E para encerrar este artigo selecionamos esta joia literária:






"Apesar das limitações que inquinam minhas obras, quisera por meio delas obter uma fama póstuma; quisera deixar algo que me sobrevivesse. Bem sei que não serei muito popular ou muito lido, porém dentro de cem ou duzentos anos não faltarão aficcionados por livros raros que me tenham em suas bibliotecas. Pode ser que um Salamanca ou um Gayangos de então, adquiram um exemplar desta edição a peso de ouro, pois chegarão a ser raros, provavelmente por ser esta a única edição que dou a público, assim pelo descuido com que manipularão estes exemplares, empregando-os para embrulhar qualquer coisa. Este pensamento do bibliófilo é que me há de salvar da onda do mortal esquecimento. Ele me anima, me conforta, me guia e por isso optei por publicar estes artigos.


Apenas pelo pensar e dar por certo que dentro de um ou dois séculos, se poderá dizer que por um Valera bem conservado haverá quem dê mil ou mesmo dois mil reais, dou por bem empregados os que gasto nesta impressão e o desdem que agora obtenho do grande público.
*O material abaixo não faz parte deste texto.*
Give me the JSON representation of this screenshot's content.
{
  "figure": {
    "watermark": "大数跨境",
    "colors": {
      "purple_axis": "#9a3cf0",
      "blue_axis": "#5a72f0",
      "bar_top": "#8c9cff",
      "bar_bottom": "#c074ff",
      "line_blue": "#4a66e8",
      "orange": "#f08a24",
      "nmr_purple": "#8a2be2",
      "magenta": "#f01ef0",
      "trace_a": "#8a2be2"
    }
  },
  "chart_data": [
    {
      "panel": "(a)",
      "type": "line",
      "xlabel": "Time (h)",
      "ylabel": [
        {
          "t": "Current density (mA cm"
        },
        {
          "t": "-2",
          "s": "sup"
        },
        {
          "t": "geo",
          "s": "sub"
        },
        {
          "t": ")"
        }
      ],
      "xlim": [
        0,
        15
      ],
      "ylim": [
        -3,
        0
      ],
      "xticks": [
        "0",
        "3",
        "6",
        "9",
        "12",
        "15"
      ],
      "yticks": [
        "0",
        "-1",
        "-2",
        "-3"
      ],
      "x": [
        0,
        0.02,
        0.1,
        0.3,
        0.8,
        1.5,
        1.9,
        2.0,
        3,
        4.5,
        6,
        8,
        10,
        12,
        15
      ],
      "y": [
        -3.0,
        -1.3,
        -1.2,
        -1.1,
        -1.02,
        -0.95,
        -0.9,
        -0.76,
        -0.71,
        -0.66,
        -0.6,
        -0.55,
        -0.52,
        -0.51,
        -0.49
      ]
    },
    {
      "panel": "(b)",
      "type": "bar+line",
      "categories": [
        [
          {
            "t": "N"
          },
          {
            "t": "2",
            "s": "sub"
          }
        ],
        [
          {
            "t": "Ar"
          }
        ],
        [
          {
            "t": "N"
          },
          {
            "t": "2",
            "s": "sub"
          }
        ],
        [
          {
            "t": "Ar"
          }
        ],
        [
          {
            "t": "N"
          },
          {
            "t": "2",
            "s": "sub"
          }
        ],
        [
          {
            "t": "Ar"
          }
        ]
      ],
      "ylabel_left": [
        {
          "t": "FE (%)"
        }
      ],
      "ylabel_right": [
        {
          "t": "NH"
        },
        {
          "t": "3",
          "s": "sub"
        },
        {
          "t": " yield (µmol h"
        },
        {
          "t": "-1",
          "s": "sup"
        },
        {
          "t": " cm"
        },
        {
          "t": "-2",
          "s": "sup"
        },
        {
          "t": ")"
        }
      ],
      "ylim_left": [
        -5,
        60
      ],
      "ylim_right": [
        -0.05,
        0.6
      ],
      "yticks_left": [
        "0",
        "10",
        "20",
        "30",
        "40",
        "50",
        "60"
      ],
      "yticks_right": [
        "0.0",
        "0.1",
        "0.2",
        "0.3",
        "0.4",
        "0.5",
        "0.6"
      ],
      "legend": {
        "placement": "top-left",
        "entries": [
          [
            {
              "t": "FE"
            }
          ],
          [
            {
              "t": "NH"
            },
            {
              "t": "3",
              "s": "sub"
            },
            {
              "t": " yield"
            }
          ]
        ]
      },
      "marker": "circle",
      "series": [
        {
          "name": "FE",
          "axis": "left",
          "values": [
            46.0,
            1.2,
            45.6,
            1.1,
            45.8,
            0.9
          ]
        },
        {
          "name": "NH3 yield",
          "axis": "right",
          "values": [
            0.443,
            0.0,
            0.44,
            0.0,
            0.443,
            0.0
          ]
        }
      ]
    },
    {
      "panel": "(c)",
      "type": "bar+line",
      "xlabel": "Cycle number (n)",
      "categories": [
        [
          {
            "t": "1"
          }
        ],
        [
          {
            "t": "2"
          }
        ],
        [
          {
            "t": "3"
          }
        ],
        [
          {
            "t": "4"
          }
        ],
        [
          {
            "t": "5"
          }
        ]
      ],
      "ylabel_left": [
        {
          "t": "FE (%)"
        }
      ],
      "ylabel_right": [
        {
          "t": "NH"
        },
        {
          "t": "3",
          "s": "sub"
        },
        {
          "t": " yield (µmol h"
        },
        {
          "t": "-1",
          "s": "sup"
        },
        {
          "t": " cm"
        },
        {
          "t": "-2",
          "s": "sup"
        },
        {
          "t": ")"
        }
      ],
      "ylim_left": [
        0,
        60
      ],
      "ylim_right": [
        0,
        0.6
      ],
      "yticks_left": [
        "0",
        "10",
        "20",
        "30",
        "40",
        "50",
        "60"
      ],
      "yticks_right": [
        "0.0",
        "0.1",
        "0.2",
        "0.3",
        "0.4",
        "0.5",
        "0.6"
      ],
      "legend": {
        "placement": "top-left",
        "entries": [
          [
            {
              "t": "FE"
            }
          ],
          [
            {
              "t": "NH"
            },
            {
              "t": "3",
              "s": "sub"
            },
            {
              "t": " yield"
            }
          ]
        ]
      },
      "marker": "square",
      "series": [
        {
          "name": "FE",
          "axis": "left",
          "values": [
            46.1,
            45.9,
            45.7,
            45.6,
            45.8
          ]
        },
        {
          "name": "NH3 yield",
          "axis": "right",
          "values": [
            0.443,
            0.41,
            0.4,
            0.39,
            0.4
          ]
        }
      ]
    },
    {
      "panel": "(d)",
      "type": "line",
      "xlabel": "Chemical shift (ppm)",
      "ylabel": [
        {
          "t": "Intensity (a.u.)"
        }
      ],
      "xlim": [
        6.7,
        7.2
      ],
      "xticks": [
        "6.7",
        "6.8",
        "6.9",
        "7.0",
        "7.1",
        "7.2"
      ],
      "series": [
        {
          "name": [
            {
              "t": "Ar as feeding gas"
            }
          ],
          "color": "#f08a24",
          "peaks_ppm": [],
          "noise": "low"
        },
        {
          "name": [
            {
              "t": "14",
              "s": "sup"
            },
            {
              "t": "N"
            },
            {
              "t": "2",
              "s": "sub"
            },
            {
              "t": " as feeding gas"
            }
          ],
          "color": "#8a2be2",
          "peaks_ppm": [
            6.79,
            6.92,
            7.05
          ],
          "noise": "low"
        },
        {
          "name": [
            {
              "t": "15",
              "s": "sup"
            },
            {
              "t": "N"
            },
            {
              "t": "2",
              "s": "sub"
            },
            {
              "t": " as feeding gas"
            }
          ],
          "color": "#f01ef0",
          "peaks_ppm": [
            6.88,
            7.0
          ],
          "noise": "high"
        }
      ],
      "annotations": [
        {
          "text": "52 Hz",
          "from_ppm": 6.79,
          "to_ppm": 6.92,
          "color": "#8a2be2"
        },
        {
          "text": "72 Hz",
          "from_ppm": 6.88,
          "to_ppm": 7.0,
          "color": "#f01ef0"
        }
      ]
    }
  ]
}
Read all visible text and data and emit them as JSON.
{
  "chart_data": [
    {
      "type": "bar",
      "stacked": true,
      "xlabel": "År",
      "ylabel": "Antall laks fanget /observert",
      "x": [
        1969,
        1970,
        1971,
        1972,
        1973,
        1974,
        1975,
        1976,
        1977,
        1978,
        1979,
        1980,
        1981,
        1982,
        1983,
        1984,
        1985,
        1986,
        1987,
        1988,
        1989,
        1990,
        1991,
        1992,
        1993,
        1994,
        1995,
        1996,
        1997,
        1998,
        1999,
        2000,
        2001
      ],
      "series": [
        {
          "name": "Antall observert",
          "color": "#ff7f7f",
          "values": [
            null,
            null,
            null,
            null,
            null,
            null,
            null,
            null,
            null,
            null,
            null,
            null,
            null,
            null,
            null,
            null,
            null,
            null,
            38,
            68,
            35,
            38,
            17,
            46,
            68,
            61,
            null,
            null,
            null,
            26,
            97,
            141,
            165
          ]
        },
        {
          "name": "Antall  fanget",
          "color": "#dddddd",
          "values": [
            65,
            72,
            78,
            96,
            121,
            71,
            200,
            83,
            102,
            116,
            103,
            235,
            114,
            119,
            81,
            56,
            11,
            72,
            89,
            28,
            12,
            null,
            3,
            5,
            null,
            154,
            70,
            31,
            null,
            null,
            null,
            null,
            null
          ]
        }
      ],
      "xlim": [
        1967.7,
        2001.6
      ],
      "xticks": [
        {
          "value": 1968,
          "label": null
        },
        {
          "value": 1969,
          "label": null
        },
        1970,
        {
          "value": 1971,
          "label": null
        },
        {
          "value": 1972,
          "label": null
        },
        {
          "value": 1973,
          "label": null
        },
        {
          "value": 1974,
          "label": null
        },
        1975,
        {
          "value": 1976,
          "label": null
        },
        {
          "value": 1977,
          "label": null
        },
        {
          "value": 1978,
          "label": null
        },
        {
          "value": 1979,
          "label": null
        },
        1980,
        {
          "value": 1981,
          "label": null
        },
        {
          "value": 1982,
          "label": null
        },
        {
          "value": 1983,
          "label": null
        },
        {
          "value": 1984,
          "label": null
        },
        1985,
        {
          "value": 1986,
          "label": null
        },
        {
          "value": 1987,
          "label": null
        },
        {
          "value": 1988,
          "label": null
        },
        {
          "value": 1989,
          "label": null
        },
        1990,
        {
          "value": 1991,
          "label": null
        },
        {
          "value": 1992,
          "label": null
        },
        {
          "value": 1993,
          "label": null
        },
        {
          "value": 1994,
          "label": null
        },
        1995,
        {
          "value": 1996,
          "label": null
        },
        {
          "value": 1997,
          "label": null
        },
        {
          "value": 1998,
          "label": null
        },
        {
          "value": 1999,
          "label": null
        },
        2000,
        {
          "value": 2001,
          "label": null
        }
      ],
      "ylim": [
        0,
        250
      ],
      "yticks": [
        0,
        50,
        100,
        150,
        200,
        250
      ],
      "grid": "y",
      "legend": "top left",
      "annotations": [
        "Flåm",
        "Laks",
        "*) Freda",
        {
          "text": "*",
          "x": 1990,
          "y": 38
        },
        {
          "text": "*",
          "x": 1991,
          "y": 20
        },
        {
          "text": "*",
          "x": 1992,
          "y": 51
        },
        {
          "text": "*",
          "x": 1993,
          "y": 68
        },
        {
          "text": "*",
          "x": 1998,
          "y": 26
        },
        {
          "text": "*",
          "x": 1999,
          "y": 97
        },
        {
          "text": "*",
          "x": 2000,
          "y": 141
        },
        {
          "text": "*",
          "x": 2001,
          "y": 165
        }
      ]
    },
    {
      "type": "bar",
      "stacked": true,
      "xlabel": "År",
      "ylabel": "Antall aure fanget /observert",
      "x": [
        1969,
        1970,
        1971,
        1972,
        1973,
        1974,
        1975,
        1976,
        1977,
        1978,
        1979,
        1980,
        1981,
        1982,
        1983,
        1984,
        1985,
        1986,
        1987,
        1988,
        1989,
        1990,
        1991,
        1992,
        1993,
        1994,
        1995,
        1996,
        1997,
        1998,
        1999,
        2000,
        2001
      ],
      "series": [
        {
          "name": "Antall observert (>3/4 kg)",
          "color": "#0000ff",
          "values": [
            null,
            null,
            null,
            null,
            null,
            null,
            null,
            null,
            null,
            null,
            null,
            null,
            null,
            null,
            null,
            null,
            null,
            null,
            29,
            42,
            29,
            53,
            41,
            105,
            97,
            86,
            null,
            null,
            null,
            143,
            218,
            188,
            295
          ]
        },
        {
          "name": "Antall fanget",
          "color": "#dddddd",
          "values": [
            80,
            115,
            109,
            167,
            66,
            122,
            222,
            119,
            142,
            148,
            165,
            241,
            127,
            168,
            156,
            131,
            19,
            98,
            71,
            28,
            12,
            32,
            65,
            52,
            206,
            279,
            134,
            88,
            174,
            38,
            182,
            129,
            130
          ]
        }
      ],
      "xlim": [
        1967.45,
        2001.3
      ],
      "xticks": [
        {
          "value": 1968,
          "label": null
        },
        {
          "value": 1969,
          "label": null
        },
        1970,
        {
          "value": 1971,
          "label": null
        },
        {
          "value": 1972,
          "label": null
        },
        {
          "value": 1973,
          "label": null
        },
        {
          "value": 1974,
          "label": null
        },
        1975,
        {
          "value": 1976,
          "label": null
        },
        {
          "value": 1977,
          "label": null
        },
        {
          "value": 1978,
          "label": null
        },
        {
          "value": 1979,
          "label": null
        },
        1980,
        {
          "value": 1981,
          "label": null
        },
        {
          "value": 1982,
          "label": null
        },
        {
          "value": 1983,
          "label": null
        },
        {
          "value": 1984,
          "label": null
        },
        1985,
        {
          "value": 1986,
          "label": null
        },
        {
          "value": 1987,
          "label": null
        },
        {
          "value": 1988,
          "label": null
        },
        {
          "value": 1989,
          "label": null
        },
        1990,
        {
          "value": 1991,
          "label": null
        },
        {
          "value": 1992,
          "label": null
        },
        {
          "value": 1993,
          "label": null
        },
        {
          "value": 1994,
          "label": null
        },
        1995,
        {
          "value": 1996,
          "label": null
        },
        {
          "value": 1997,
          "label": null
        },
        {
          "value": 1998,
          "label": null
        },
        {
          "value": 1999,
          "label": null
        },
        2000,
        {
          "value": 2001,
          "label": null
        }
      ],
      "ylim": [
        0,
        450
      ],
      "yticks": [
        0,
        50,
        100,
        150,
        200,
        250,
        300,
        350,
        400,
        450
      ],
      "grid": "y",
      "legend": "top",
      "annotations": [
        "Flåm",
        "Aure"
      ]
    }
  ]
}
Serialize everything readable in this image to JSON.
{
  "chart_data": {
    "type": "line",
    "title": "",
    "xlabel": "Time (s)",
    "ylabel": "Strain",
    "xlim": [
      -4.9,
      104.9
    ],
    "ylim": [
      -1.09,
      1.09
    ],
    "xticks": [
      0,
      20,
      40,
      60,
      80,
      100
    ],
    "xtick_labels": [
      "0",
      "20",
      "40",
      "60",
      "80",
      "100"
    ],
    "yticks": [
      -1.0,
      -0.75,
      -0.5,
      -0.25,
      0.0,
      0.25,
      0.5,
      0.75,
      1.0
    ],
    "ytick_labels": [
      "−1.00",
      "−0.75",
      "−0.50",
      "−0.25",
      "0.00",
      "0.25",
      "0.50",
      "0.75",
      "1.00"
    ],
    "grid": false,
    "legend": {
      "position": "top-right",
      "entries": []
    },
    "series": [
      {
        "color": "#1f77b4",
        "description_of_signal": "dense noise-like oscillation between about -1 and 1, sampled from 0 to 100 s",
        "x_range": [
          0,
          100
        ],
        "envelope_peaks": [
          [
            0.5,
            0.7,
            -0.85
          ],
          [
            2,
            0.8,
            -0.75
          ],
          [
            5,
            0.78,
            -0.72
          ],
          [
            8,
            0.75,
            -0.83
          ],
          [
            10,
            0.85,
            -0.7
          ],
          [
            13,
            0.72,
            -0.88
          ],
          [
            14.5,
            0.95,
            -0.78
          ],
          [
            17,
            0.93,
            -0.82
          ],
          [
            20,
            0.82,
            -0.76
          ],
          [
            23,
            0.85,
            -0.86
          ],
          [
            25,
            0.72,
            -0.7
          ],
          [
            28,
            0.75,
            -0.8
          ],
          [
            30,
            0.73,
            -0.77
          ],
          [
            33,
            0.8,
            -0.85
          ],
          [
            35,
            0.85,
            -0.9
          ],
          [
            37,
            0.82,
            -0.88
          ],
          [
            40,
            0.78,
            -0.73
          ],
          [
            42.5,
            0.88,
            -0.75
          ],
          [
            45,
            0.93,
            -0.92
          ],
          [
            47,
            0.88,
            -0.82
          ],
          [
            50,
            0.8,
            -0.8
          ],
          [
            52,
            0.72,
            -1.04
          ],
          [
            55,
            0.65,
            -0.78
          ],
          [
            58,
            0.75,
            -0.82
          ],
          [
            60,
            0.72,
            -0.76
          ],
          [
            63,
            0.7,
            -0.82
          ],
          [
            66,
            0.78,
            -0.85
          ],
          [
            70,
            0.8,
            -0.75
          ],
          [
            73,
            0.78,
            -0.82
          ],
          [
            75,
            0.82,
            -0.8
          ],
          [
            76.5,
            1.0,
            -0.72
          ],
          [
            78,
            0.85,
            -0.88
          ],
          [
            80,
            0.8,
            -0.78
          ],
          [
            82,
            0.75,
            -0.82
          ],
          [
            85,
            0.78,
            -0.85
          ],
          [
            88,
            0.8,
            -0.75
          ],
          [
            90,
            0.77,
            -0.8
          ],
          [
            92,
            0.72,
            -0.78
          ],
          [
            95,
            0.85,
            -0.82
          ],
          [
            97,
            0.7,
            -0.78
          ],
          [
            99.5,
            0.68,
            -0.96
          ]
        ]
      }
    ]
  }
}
Tudo se poder sofrer e suportar na esperança de que ainda haja um Valera bem conservado daqui a um par de séculos; especialmente se considerarmos que o Valera em carne e osso, ou seja, aquele que vos escreve, se vai lentamente envelhecendo, desfazendo e consumindo. Sobreviva assim meu espírito e reste algo dele neste pobre mundo, tão querido quanto ingrato, mesmo que no fundo empoeirado de uma estante e em raras ocasiões em contato com outros espíritos humanos, salvo é claro com os espíritos daqueles eruditos que folgam ler tudo quanto ninguém jamais quer ler."